Here are the new results from a single new run:

function | run |
---|---|

digit1 (without conversion) | 1.820481062 |

digit2 | 8.126174927 |

digit3 | 8.007368088 |

Woah, our slowest algorithm sped up by nearly 90%! In other words, if we don’t bother re-converting our characters back into integers, our first approach is *way* faster.

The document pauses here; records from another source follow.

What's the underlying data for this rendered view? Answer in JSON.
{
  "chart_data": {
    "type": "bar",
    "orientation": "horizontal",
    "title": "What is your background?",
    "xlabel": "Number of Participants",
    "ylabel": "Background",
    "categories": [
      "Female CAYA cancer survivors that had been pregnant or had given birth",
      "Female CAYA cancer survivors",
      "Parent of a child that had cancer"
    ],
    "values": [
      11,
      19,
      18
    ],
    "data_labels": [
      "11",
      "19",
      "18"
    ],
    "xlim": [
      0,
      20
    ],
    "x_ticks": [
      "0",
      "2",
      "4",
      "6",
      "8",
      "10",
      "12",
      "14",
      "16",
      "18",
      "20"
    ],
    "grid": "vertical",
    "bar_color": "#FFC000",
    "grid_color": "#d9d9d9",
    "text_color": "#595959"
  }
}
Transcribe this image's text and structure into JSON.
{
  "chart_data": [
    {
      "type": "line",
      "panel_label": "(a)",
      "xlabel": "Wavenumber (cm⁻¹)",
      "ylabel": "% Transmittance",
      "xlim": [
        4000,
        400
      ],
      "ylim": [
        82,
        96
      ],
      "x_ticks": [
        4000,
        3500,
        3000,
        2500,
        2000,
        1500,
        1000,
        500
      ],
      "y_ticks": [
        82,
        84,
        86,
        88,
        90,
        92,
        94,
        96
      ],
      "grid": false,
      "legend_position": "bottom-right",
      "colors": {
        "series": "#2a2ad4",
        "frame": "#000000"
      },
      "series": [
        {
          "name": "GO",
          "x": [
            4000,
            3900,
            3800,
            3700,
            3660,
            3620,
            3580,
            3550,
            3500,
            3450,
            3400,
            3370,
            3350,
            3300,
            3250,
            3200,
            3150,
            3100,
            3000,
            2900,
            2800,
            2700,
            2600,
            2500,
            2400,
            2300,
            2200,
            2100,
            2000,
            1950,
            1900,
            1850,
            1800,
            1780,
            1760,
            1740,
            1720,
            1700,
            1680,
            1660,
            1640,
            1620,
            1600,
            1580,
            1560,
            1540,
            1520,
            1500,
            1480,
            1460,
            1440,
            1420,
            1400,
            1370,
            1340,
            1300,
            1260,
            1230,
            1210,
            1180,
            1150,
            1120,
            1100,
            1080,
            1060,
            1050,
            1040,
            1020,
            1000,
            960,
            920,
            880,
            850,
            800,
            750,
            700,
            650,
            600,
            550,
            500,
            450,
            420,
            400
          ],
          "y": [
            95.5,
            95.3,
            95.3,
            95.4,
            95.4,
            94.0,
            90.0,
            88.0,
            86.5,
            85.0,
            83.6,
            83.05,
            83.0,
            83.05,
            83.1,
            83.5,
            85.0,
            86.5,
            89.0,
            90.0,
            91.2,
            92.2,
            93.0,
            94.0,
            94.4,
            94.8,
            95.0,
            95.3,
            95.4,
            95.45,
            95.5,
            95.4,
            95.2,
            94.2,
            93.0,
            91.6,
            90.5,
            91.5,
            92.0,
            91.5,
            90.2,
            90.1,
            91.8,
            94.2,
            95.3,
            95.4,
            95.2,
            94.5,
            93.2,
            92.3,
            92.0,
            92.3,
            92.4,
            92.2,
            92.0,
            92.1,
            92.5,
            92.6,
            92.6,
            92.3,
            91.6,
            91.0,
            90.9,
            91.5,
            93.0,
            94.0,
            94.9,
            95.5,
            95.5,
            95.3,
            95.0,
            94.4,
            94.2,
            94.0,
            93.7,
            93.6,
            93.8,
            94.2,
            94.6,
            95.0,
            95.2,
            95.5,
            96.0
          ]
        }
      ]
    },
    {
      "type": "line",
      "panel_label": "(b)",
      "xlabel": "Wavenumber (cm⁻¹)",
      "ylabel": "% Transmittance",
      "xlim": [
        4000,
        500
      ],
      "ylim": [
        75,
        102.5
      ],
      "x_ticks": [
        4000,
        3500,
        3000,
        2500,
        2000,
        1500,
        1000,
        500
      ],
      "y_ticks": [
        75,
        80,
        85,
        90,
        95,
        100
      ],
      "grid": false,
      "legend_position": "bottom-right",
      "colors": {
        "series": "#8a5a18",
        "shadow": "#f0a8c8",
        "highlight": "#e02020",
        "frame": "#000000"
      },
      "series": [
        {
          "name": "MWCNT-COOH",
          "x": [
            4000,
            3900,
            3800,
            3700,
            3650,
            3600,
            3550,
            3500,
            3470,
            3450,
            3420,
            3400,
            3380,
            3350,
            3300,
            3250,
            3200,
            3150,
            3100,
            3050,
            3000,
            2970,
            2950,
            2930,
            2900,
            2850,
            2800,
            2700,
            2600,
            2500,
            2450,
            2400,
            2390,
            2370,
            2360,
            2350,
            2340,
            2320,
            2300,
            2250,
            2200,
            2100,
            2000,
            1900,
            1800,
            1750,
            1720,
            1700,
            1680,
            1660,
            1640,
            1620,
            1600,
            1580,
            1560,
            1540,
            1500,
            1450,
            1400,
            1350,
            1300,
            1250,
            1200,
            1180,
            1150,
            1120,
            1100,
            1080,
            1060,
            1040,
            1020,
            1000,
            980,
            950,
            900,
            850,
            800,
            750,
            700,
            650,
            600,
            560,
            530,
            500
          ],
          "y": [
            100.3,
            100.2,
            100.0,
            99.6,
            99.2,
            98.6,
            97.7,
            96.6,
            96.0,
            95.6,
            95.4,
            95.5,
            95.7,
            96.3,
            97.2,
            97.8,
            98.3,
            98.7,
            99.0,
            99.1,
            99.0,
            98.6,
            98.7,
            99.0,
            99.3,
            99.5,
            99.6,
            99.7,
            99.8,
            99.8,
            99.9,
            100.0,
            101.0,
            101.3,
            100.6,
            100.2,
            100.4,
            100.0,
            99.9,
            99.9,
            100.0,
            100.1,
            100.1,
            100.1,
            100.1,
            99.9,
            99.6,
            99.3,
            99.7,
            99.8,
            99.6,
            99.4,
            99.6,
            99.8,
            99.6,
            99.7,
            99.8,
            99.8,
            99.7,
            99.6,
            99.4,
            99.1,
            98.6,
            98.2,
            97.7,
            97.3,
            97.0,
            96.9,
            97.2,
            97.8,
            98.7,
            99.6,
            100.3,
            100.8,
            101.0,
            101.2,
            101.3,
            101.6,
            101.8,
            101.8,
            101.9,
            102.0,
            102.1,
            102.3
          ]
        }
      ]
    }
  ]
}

## C Implementation Details

I dug around the C implementations (the functions that the CPython interpreter actually executes when interpreting the `CALL_FUNCTION`

opcodes) and found the most recent source code for both `divmod`

^{3} and `int`

^{4} python builtin functions.

I didn’t get a chance to look too deeply, but one thing that sticks out for me is the sheer number of branching statements in `PyLong_FromString`

(the C implementation of `int`

). This isn’t too surprising, given how much work it takes to convert a single character not only to its numeric representation, but the numeric representation of the character digits *value* (which I think will make for a pretty interesting post on its own!).

Anyway, I hope that was informative.

PS: I didn’t speak too much on `digit3`

in this post. I wonder … Is divmod faster than using operators?